I comunisti hanno sempre salutato con fervore la formazione delle organizzazioni di lotta proletarie, anche se queste si costituiscono fuori dall=a loro influenza, perché ciò che rafforza la classe rafforza anche il comunismo rivoluzionario. Il Partito non organizza sindacati di partito: organizzazione economica ed organizzazione politica devono essere distinte. Questa condotta non risponde a un precetto morale. I comunisti sanno di essere i più vicini ai lavoratori e di rappresentare il loro partito. Mai fingono apoliticità nei loro confronti, comportamento che invece contraddistingue tutti gli opportunisti. Per principio: «I comunisti sdegnano di nascondere le loro opinioni e le loro intenzioni» (Manifesto del Partito Comunista). Il Partito incoraggia la costruzione di organizzazioni di lotta dei lavoratori, ove vi siano effettive energie proletarie disponibili in tal senso. Ma sostiene la formazione di organizzazioni aperte a tutti i lavoratori al di sopra delle loro divisioni, comprese quelle politiche.
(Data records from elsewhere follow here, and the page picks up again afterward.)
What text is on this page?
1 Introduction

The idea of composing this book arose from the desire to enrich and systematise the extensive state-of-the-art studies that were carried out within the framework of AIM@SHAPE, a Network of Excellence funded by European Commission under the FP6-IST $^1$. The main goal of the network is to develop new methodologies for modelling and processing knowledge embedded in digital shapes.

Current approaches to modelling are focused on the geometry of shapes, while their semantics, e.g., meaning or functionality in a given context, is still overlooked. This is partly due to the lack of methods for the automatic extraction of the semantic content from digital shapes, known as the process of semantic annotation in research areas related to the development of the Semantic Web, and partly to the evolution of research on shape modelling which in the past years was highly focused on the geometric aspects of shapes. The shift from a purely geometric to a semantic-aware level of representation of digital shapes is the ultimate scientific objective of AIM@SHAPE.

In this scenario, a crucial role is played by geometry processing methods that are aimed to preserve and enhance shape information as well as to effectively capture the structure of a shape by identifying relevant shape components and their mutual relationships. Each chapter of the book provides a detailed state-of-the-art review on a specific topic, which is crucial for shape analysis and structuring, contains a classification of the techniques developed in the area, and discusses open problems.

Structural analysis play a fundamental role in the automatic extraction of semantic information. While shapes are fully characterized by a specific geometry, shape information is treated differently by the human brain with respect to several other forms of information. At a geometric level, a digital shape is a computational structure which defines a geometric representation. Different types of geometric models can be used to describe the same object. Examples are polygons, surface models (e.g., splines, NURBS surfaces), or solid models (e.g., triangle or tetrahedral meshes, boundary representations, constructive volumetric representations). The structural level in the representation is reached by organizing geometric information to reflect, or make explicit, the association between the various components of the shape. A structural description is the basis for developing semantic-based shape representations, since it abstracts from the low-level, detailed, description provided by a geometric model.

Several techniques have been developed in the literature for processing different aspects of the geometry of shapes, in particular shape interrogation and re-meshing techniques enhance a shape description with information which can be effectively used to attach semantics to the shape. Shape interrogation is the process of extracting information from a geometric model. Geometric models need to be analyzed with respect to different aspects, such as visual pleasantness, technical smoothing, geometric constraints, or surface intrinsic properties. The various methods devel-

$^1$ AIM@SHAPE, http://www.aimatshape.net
Il Partito non sostiene la creazione di sindacati di soli comunisti perché questi sarebbero inevitabilmente minoritari. Il Partito Comunista, infatti, in quanto rivoluzionario, inquadra necessariamente una minoranza della classe lavoratrice perché «l’ideologia dominante è sempre quella della classe dominante» (Marx). Organizzare sindacati “di partito” porterebbe solo al risultato di abbandonare la maggioranza dei lavoratori all’influenza che i partiti borghesi esercitano attraverso i loro agenti nelle organizzazioni sindacali maggioritarie. Per questa ragione vanno rigettate le forme ibride fra Partito e Sindacato.

In quanto rivoluzionario, e perciò minoritario, il Partito Comunista non ha le forze per creare un rapporto diretto con l’insieme della classe. Le organizzazioni di lotta proletarie sono organismi intermedi che Lenin definì efficacemente cinghia di trasmissione fra il Partito e la Classe. Solo attraverso l’azione dei comunisti all’interno di queste organizzazioni la voce e la forza del partito possono essere moltiplicate.

Il miglior sviluppo della lotta di classe si ha con una classe lavoratrice largamente inquadrata entro una o più organizzazioni economiche proletarie e con un Partito, definito nei suoi caratteri teorici e programmatici rivoluzionari, che abbia potuto svolgere all’interno di queste organizzazioni un’intensa attività, tale da essere ben riconoscibile dai suoi membri.


TRE FASI

La storia di due secoli di lotta proletaria mostra come il processo di formazione delle organizzazioni sindacali non sia compiuto una volta per tutte ma possa ripetersi, per una parte o per l’insieme della classe, a seconda delle vicende di ciascun paese, per effetto dell’azione avversa della borghesia.

Pur avendo il movimento operaio e sindacale caratteri peculiari in ogni paese, risultato delle differenti storie nazionali, i suoi tratti fondamentali sono comuni, delineati dal comunismo rivoluzionario fin dalle sue origini col Manifesto del 1848, che si conclude con la parola d’ordine: proletari di tutti i paesi unitevi! È possibile e necessario delineare un percorso generale compiuto dalle organizzazioni proletarie e dall’azione delle borghesie nazionali nei loro confronti.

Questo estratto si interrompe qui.